皮膚やツメ、体毛をつくったり、新陳代謝をしたり……、犬は毎日、タンパク質を消費しています。タンパク質が足りなくなると、体毛がパサパサになるだけでなく、食欲が落ちて体重が減り、病気にかかりやすくなります。また、栄養が不足した食事をしていても、タンパク質が優先的にエネルギーとして使われてしまうため、欠乏症を引き起こしてしまうことが。そのため、タンパク質は常に補給する必要があるのです。特にケガをしたときや成長期には、新しい体の組織をつくるためにより多く必要となります。また、妊娠期、授乳期なども同様。こうした大切な時期には、適量のタンパク質をバランスよく与えましょう。気をつけたいのは、必要以上に与えると、かえって悪影響を及ぼすことがあるということ。たとえば、一般的に成長期にはタンパク質をたくさんとらせるのがよい、と言われています。しかし、体内で使われなかったタンパク質は脂肪に変わり肥満のもとになりますし、犬種によっては骨格異常を引き起こすこともあるので、ご注意を。
●病気によっては制限されることも
タンパク質は生きていくために不可欠な栄養素ですが、愛犬の状態によっては制限しなければいけないこともあります。たとえば、腎臓病や肝臓病にかかっている場合。体内でタンパク質を分解するときに出る有害な物質はこれらの臓器で処理されるため、大量のタンパク質の摂取は病気にかかった犬に大きな負担をかけてしまいます。しかし、肝臓を修復するためにもタンパク質は必要ですから、まったくとらない、というわけにはいきません。そこで、病気の場合は質のよいタンパク質を、量を制限してとる必要があるのです。
●“質”の良いものをバランスよく
動物性や植物性など、さまざまなものがあるタンパク質。愛犬が効率的に摂取するためには、どんな食べ物を与えるのが良いのでしょうか?それを考えるうえで大切なのは、タンパク質の“質”。体内で合成できない「必須アミノ酸」がバランスよく豊富に含まれていること、食物からどれだけの栄養分を吸収できるかを示す割合である「消化率」が高いことが重要になります。この点でもっとも高品質なタンパク質 を含んでいる食べ物は、たまごや牛乳。消化率は90〜 95%で、必須アミノ酸も多く含まれています。その次は肉や魚。
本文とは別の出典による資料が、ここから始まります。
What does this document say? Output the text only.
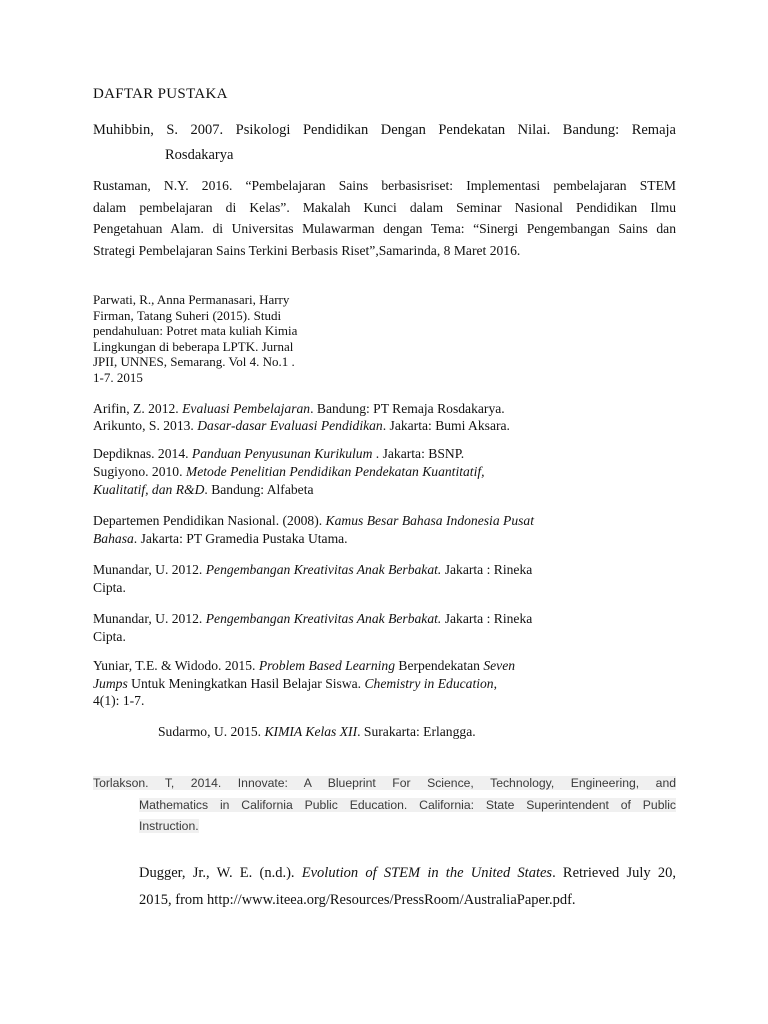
DAFTAR PUSTAKA

Muhibbin, S. 2007. Psikologi Pendidikan Dengan Pendekatan Nilai. Bandung: Remaja

Rosdakarya

Rustaman, N.Y. 2016. “Pembelajaran Sains berbasisriset: Implementasi pembelajaran STEM

dalam pembelajaran di Kelas”. Makalah Kunci dalam Seminar Nasional Pendidikan Ilmu

Pengetahuan Alam. di Universitas Mulawarman dengan Tema: “Sinergi Pengembangan Sains dan

Strategi Pembelajaran Sains Terkini Berbasis Riset”,Samarinda, 8 Maret 2016.

Parwati, R., Anna Permanasari, Harry

Firman, Tatang Suheri (2015). Studi

pendahuluan: Potret mata kuliah Kimia

Lingkungan di beberapa LPTK. Jurnal

JPII, UNNES, Semarang. Vol 4. No.1 .

1-7. 2015

Arifin, Z. 2012. Evaluasi Pembelajaran. Bandung: PT Remaja Rosdakarya.

Arikunto, S. 2013. Dasar-dasar Evaluasi Pendidikan. Jakarta: Bumi Aksara.

Depdiknas. 2014. Panduan Penyusunan Kurikulum . Jakarta: BSNP.

Sugiyono. 2010. Metode Penelitian Pendidikan Pendekatan Kuantitatif,

Kualitatif, dan R&D. Bandung: Alfabeta

Departemen Pendidikan Nasional. (2008). Kamus Besar Bahasa Indonesia Pusat

Bahasa. Jakarta: PT Gramedia Pustaka Utama.

Munandar, U. 2012. Pengembangan Kreativitas Anak Berbakat. Jakarta : Rineka

Cipta.

Munandar, U. 2012. Pengembangan Kreativitas Anak Berbakat. Jakarta : Rineka

Cipta.

Yuniar, T.E. & Widodo. 2015. Problem Based Learning Berpendekatan Seven

Jumps Untuk Meningkatkan Hasil Belajar Siswa. Chemistry in Education,

4(1): 1-7.

Sudarmo, U. 2015. KIMIA Kelas XII. Surakarta: Erlangga.

Torlakson. T, 2014. Innovate: A Blueprint For Science, Technology, Engineering, and

Mathematics in California Public Education. California: State Superintendent of Public

Instruction.

Dugger, Jr., W. E. (n.d.). Evolution of STEM in the United States. Retrieved July 20,

2015, from http://www.iteea.org/Resources/PressRoom/AustraliaPaper.pdf.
植物性タンパク質は、大豆などに含まれる質の良いタンパク質以外は、一般的に動物性に比べてアミノ酸のバランスもそれほど良くなく、消化率も70%ほどしかありません。ただし、いくら質の良いタンパク質を含んでいるからといって、たまごや牛乳ばかり与えていては栄養が偏ってしまいますよね。それに、犬によっては乳製品が体質に合わない場合もあります。効率よくタンパク質をとるためには、バランスの良い食事を与えることが大切なのです。
| 必須アミノ酸 | 非必須アミノ酸 |
|---|---|
| アルギニン | アラニン |
| ヒスチジン | アスパラギン |
| イソロイシン | アスパラギン酸 |
| ロイシン | グルタミン |
| リジン | グルタミン酸 |
| メチオニンとシスチン | グリシン |
| フェニルアラニンとチロシン | プロリン |
| スレオニン | セリン |
| トリプトファン | |
| バリン |
注 :
1.シスチンとチロシンは非必須アミノ酸として分類されているが、メチオニンとフェニルアラニンそれぞれの必要量の約50パーセントを供給できます。
2.メチオニンとシスチンは、硫黄を含むアミノ酸。